Hypoxia enhances expression of LOX mRNA and protein in cell lines lacking Pdcd4. Cells were grown under normoxic and hypoxic growth environments. (a) Total RNA was isolated for quantitative reverse transcription (QRT–PCR) analysis to assay LOX gene expression. (b) Total cell lysate was analyzed by SDS–polyacrylamide gel electrophoresis and immunoblotted with anti-Pdcd4 and anti-LOX antibodies. β-Actin expression was monitored as loading control and HIF-1α levels were monitored to ensure hypoxia response. Relative intensity was calculated using ImageJ and expressed as fold change normalized to intensity of each protein in lane 1 (T47D parental cells under normoxia). (c) AKT stable overexpression downregulates Pdcd4 protein. Western blot was performed on whole-cell extracts from T47D, T47Dmyr-AKT and T47DpFBneo control cells grown under normoxia and hypoxia. Rapamycin (20 nm) treatment inhibits AKT-mediated degradation of Pdcd4. (d) Loss of Pdcd4 in T47DMyrAKT results in increased hypoxia-induced LOX expression in T47DmyrAKT cells. (e) Western blot of whole-cell extracts after transient overexpression of degradation-resistant (TM) but not wild-type (WT) Pdcd4 restored Pdcd4 protein levels in T47DmyrAKT cells. (f) Overexpression of Pdcd4 reverses hypoxia-induced LOX expression in cells attenuated for Pdcd4. QRT–PCR analysis of total RNA from Pdcd4-attenuated cells demonstrates that overexpression of degradation-resistant Pdcd4 significantly reverses the elevation of hypoxia-induced LOX expression (mean values ± s.d shown). Results for all quantitative PCR analyses were from three independent experiments. 18 s RNA expression was measured for normalization and results were expressed as fold relative LOX expression in the cell lines indicated. Statistical significance was established by Student’s t-test analysis (P < 0.05).

Figure 6

Pdcd4 regulates LOX expression by an HIF-1-independent mechanism. Hypoxia response was monitored by expression of HRE-luciferase reporter transfected into T47D parental, shscram and shPdcd4 cell lines grown under normoxic and hypoxic conditions (a).
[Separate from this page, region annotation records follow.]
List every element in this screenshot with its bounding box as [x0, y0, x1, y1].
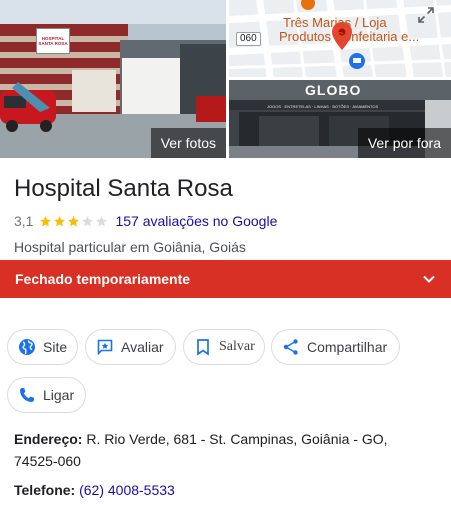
map-place-label-line1: Três Marias / Loja [283, 15, 387, 30]
call-button[interactable]: Ligar [7, 377, 86, 413]
map-place-label-line2: Produtos Confeitaria e... [279, 29, 420, 44]
expand-icon [418, 7, 434, 23]
place-title: Hospital Santa Rosa [14, 175, 233, 202]
star-rating [39, 215, 109, 228]
star-empty-icon [82, 215, 94, 226]
phone-icon [20, 388, 34, 402]
rate-review-icon [97, 339, 113, 356]
street-view-thumbnail[interactable]: GLOBO JOGOS · ENTRETELAS · LINHAS · BOTÕ… [229, 80, 451, 158]
reviews-link[interactable]: 157 avaliações no Google [115, 213, 277, 229]
map-road-shield: 060 [236, 32, 261, 46]
website-button[interactable]: Site [7, 329, 78, 365]
street-shop-sign: GLOBO [305, 82, 362, 98]
address-row: Endereço: R. Rio Verde, 681 - St. Campin… [14, 428, 434, 472]
share-button[interactable]: Compartilhar [271, 329, 400, 365]
phone-label: Telefone: [14, 482, 76, 498]
building-photo[interactable]: HOSPITAL SANTA ROSA Ver fotos [0, 0, 226, 158]
star-filled-icon [68, 215, 80, 226]
hospital-sign: HOSPITAL SANTA ROSA [36, 28, 70, 54]
temporarily-closed-banner[interactable]: Fechado temporariamente [0, 260, 451, 298]
address-label: Endereço: [14, 431, 83, 447]
save-button[interactable]: Salvar [183, 329, 265, 365]
place-category: Hospital particular em Goiânia, Goiás [14, 239, 246, 255]
share-icon [283, 339, 298, 355]
phone-row: Telefone: (62) 4008-5533 [14, 479, 175, 501]
call-button-label: Ligar [43, 387, 75, 403]
star-filled-icon [40, 215, 52, 226]
globe-icon [19, 339, 35, 355]
map-thumbnail[interactable]: Três Marias / Loja Produtos Confeitaria … [229, 0, 451, 77]
see-photos-button[interactable]: Ver fotos [150, 128, 226, 158]
share-button-label: Compartilhar [307, 339, 388, 355]
hospital-sign-line2: SANTA ROSA [38, 41, 68, 46]
rating-row: 3,1 157 avaliações no Google [14, 212, 277, 230]
street-shop-subsign: JOGOS · ENTRETELAS · LINHAS · BOTÕES · A… [267, 104, 379, 109]
star-empty-icon [96, 215, 108, 226]
bookmark-icon [197, 339, 209, 356]
address-line2: 74525-060 [14, 453, 81, 469]
expand-map-button[interactable] [417, 6, 445, 30]
see-outside-button[interactable]: Ver por fora [357, 128, 451, 158]
status-label: Fechado temporariamente [15, 271, 191, 287]
star-filled-icon [54, 215, 66, 226]
save-button-label: Salvar [219, 339, 255, 354]
phone-link[interactable]: (62) 4008-5533 [79, 482, 175, 498]
address-line1: R. Rio Verde, 681 - St. Campinas, Goiâni… [82, 431, 388, 447]
review-button-label: Avaliar [121, 339, 164, 355]
website-button-label: Site [43, 339, 68, 355]
review-button[interactable]: Avaliar [85, 329, 176, 365]
rating-value: 3,1 [14, 213, 34, 229]
photo-strip: HOSPITAL SANTA ROSA Ver fotos Três Maria… [0, 0, 451, 158]
chevron-down-icon [423, 275, 435, 283]
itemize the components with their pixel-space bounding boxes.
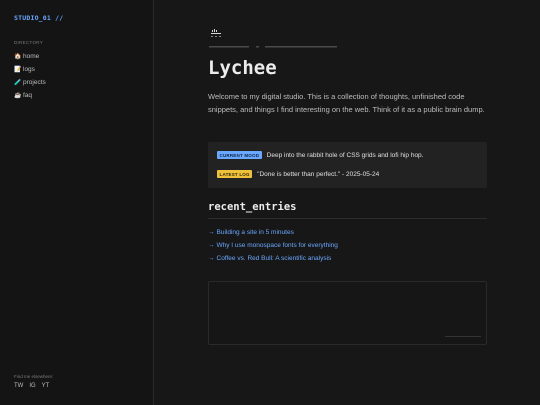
- latest-log-row: LATEST LOG "Done is better than perfect.…: [217, 170, 379, 178]
- sidebar-item-label: faq: [23, 92, 33, 99]
- latest-log-badge: LATEST LOG: [217, 170, 253, 178]
- sidebar-item-faq[interactable]: ☕ faq: [14, 89, 46, 102]
- current-mood-row: CURRENT MOOD Deep into the rabbit hole o…: [217, 151, 423, 159]
- find-me-label: Find me elsewhere:: [14, 374, 54, 379]
- current-mood-badge: CURRENT MOOD: [217, 151, 262, 159]
- main-content: Lychee Welcome to my digital studio. Thi…: [155, 0, 540, 405]
- directory-label: DIRECTORY: [14, 40, 44, 45]
- entry-link-label: Building a site in 5 minutes: [216, 229, 294, 236]
- entry-link[interactable]: → Building a site in 5 minutes: [208, 226, 338, 239]
- sidebar-item-home[interactable]: 🏠 home: [14, 50, 46, 63]
- sidebar-item-projects[interactable]: 🧪 projects: [14, 76, 46, 89]
- recent-entries-list: → Building a site in 5 minutes → Why I u…: [208, 226, 338, 265]
- ascii-logo-icon: [209, 28, 223, 40]
- coffee-icon: ☕: [14, 93, 22, 99]
- brand-logo[interactable]: STUDIO_01 //: [14, 14, 63, 22]
- arrow-right-icon: →: [208, 255, 215, 262]
- meta-line: [209, 45, 339, 49]
- current-mood-text: Deep into the rabbit hole of CSS grids a…: [266, 151, 424, 159]
- sidebar-nav: 🏠 home 📝 logs 🧪 projects ☕ faq: [14, 50, 46, 102]
- embed-frame[interactable]: [208, 281, 487, 345]
- arrow-right-icon: →: [208, 242, 215, 249]
- arrow-right-icon: →: [208, 229, 215, 236]
- entry-link-label: Why I use monospace fonts for everything: [216, 242, 338, 249]
- sidebar-item-logs[interactable]: 📝 logs: [14, 63, 46, 76]
- test-tube-icon: 🧪: [14, 80, 22, 86]
- social-link-ig[interactable]: IG: [29, 383, 35, 389]
- memo-icon: 📝: [14, 67, 22, 73]
- page-title: Lychee: [208, 57, 277, 79]
- sidebar-item-label: projects: [23, 79, 46, 86]
- divider: [208, 218, 487, 219]
- social-link-tw[interactable]: TW: [14, 383, 23, 389]
- social-link-yt[interactable]: YT: [42, 383, 50, 389]
- intro-text: Welcome to my digital studio. This is a …: [208, 92, 485, 114]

Response to TPA treatment was monitored using the AP-1-luciferase reporter transiently transfected into the above cell lines (b). Cells were then treated for 18 h with dimethylsulfoxide or TPA. Results were from three independent transfections (n = 9). Proposed model for the role of Pdcd4 in hypoxia induction of LOX (c). Pdcd4 suppresses breast cancer cell invasion by inhibiting the expression of LOX (i). Pdcd4 depletion enhances LOX expression and LOX activity-dependent invasive potential of T47D cells under normoxia (ii). Loss of Pdcd4 increases sensitivity to hypoxia-induced breast cancer cell migration, invasion and, possibly, metastasis through HRE-independent regulation of LOX expression (iii).